Right-wing government takes shape in Austria

By Markus Salzmann
15 November 2017

The programme of the new Austrian government will be characterised by cuts to social spending, a strengthening of the internal and external repressive state apparatus, and an intensification of anti-refugee and anti-immigrant policies. Although the coalition talks between the conservative Austrian People’s Party (ÖVP) and far-right Freedom Party (FPÖ) are taking place in secret and are yet to be concluded, it is already clear that agreement exists on the key issues.

It is now considered certain that a coalition will be established between the two parties. Immediately after the October 15 election, ÖVP leader Sebastian Kurz initiated talks with the right-wing extremists. Both parties have indicated over recent days that the talks are going well, and backed the initial results.

FPÖ leader Hans-Christian Strache praised the talks on Saturday as a “good process,” adding that “50 percent of the incoming government’s programme will bear the FPÖ’s deep blue signature.” The right-wing extremists’ participation in government has been interpreted by Strache as the “prelude to two to three terms in office.”

For its part, the ÖVP is also expecting a coalition with the FPÖ. ÖVP deputy parliamentary leader August Vöginger stated that he thinks the talks are on the right track.
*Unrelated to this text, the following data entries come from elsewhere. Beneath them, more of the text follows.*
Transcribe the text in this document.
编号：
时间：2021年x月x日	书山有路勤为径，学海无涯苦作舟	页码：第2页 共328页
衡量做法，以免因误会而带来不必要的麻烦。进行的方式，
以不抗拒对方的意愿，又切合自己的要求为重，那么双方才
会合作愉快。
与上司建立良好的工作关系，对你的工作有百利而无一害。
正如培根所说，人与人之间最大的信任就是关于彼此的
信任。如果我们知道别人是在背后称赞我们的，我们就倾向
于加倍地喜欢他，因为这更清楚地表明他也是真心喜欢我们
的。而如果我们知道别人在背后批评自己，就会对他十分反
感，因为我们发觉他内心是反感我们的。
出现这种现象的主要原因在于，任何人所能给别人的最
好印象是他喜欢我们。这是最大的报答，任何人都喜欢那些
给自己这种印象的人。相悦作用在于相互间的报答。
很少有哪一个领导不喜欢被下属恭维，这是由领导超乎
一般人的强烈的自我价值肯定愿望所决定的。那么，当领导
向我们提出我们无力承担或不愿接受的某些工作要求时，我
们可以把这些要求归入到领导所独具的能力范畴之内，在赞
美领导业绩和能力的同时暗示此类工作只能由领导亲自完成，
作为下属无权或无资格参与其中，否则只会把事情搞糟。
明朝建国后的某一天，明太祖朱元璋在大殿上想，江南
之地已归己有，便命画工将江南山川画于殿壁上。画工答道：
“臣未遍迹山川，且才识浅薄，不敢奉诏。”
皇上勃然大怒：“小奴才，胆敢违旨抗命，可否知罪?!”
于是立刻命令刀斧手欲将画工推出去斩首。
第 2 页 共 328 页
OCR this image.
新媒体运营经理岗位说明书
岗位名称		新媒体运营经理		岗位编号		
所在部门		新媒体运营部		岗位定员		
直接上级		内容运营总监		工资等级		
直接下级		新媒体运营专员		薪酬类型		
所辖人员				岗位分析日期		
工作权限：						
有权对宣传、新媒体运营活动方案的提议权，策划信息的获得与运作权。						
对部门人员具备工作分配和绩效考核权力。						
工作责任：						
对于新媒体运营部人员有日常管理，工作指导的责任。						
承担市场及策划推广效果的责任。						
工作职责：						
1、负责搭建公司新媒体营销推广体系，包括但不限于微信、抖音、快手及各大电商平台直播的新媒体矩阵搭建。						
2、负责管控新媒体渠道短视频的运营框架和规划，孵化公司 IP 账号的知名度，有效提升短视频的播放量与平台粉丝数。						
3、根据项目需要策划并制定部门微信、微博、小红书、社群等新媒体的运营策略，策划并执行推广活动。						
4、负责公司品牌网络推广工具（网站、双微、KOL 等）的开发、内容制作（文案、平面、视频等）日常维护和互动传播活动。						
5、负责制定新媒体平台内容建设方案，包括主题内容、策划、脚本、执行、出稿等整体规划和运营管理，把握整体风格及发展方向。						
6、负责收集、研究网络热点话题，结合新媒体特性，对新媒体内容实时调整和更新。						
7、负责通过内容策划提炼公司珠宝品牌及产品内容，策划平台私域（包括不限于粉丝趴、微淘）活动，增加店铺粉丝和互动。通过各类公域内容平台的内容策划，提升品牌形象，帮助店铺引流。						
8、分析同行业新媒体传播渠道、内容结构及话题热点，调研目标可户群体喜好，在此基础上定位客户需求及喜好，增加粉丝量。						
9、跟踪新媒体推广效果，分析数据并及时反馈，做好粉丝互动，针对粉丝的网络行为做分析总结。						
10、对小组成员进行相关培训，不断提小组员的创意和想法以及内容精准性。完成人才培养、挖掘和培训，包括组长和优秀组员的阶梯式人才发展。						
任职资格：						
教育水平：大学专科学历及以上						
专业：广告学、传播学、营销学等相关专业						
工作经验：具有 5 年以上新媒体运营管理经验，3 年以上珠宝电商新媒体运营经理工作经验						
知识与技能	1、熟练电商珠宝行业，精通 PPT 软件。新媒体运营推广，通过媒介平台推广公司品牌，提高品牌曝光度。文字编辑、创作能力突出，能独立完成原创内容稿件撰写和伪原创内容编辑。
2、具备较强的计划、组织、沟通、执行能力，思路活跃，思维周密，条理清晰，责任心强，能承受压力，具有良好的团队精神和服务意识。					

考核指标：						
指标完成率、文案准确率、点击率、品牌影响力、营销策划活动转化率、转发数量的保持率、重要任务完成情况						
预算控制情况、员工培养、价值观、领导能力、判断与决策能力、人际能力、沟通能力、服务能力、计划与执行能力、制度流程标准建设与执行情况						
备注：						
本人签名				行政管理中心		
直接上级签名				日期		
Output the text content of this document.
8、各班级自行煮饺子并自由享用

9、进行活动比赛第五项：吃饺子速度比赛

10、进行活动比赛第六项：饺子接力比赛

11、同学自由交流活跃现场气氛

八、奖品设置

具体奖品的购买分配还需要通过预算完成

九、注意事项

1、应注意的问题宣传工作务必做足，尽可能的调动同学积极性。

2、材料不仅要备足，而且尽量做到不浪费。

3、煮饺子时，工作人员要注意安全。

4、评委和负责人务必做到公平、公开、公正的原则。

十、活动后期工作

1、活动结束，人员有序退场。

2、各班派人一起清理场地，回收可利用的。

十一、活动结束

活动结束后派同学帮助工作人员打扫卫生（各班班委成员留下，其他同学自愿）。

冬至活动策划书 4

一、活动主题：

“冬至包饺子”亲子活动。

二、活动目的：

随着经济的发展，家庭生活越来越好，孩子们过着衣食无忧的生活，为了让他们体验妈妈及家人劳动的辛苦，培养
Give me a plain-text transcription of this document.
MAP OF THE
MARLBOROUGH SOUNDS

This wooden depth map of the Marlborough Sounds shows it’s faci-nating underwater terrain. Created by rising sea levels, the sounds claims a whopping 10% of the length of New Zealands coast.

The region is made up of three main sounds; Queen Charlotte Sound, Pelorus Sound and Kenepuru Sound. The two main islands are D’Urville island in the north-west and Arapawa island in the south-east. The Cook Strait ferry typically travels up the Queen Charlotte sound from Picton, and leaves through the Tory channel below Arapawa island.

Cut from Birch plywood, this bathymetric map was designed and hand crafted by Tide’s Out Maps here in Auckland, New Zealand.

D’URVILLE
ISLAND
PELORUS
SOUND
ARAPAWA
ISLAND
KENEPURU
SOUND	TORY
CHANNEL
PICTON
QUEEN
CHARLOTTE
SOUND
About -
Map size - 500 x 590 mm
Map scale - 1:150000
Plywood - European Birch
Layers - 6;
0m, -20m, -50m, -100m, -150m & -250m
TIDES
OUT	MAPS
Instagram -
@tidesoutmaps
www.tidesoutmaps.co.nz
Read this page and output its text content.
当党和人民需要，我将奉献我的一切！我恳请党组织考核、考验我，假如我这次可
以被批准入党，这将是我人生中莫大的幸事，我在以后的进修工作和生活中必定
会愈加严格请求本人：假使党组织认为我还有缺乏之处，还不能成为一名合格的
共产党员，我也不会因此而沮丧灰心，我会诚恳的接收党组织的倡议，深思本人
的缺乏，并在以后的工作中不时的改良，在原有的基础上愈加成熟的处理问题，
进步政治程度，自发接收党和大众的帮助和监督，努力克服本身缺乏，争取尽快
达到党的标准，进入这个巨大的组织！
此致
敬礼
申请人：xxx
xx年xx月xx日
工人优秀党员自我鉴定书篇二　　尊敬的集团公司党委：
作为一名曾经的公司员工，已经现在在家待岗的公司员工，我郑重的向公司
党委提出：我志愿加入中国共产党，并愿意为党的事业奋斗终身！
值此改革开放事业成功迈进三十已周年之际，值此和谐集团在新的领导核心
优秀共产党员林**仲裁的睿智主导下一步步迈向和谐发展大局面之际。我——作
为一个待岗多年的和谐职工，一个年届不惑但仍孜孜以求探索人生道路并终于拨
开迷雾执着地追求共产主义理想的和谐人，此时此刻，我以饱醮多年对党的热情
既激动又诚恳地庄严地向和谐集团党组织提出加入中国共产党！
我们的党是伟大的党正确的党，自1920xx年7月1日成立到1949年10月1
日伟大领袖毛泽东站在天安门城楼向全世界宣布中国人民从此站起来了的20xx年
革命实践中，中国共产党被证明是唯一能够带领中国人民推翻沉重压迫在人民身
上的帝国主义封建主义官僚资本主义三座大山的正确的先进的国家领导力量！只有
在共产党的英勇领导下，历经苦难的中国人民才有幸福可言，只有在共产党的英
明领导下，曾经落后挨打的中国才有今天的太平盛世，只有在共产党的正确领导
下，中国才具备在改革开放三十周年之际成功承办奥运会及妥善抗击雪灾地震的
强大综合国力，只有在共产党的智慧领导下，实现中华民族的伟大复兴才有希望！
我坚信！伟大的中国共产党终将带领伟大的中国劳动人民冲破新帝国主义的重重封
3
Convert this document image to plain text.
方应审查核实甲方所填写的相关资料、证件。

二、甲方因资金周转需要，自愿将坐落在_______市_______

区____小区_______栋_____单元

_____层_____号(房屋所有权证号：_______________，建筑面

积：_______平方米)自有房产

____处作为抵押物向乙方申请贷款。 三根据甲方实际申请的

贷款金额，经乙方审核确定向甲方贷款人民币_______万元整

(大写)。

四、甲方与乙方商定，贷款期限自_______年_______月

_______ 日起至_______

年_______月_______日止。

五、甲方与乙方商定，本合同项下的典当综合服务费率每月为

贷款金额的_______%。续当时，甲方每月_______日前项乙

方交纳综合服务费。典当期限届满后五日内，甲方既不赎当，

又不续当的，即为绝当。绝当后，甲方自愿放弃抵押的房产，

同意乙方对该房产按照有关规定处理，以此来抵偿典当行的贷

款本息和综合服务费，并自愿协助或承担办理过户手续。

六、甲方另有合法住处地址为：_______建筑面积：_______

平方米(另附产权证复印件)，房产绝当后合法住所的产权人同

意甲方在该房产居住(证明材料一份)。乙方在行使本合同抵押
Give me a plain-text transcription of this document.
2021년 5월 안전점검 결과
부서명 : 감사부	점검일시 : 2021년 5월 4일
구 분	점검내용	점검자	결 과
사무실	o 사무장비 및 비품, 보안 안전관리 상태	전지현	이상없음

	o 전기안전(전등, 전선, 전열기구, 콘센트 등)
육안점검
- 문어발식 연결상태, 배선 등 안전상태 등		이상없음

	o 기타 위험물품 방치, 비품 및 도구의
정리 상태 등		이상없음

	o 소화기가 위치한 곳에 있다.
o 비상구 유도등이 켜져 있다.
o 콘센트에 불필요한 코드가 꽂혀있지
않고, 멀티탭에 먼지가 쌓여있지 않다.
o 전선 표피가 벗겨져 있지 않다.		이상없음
A possible distribution of government posts is already under way. Kurz as chancellor is prepared to grant the FPÖ several key posts. FPÖ leader Strache is likely to become vice chancellor and interior minister, while former FPÖ presidential candidate Norbert Hofer could head the Foreign Ministry. This would put two of the most right-wing figures within the FPÖ in two of the highest government posts in Austria. Strache’s connections with fascist circles are well documented.

Other potential FPÖ candidates for ministerial posts include the 25-year-old leader of the party in Salzburg, Mallene Svazek, and Dagmar Belakowitsch. Svazek is to assume control of the Ministry for Social Services. Svazek was personal assistant and political adviser to Harald Wilimsky, a rabid anti-Semite.

Belakowitsch, a close Strache ally, regularly rails against foreigners and asylum-seekers. She called for the use of military vehicles to deport refugees, saying, “They can scream as loud as they want in there.” Belakowitsch is to lead the Health Ministry. The ministries of transport and sport will also go to the FPÖ.

The ÖVP is expected to take control of the defence, economy and finance ministries. An additional post is to be created for Josef Moser, who is to make Austria “fit for the future.”

A jurist, Moser has enjoyed a long career in the FPÖ. He was recruited to the party in 1991 by then-FPÖ leader Jörg Haider, and led its main office for a year. Between 1992 and 2002, he was the FPÖ’s parliamentary leader. In 2004, he switched to head the Austrian court of auditors and repeatedly made public appeals for drastic budget cuts.

He has now been elected to parliament as a non-party candidate in third place on the Sebastian Kurz List—i.e., the ÖVP. He will press ahead with the destruction of the social state, which big business has been demanding for some time. There is too much money stuck in state structures, said Moser. Austria has an “efficiency problem.”

A centrepiece of the government’s programme will be a drastic package of austerity measures. The current intention is to reduce the national debt from 82 percent of GDP to around 70 percent. To remove burdens from business, tax rates are to be cut from 43 percent to 40 percent. This measure alone will cost some €4 billion. The government wants “as little regulation as possible and the maximum amount of freedom,” Kurz announced.

This is to be achieved above all through cuts to social spending. There are rumours that foreigners and asylum seekers will only be able to claim benefits like social assistance and child care benefits after a five-year period. At the same time, nationwide rules for social assistance will be introduced. The model to be adopted in this regard is the so-called “social assistance light” for asylum seekers in Upper Austria and Lower Austria, where non-Austrians receive only a fraction of the benefit given to Austrians. This will be the first step to cutting benefits for all.

However, a government led by Kurz and Strache will go much further. Negotiators in Vienna are “fiercely determined,” to undermine the influence of interest groups, wrote the web site news.at recently in a piece headlined, “The end of social partnership.” The influence of trade unions and workers’ representative bodies will be reduced, so that the hollowing out of collective agreements and labour laws can proceed without their involvement.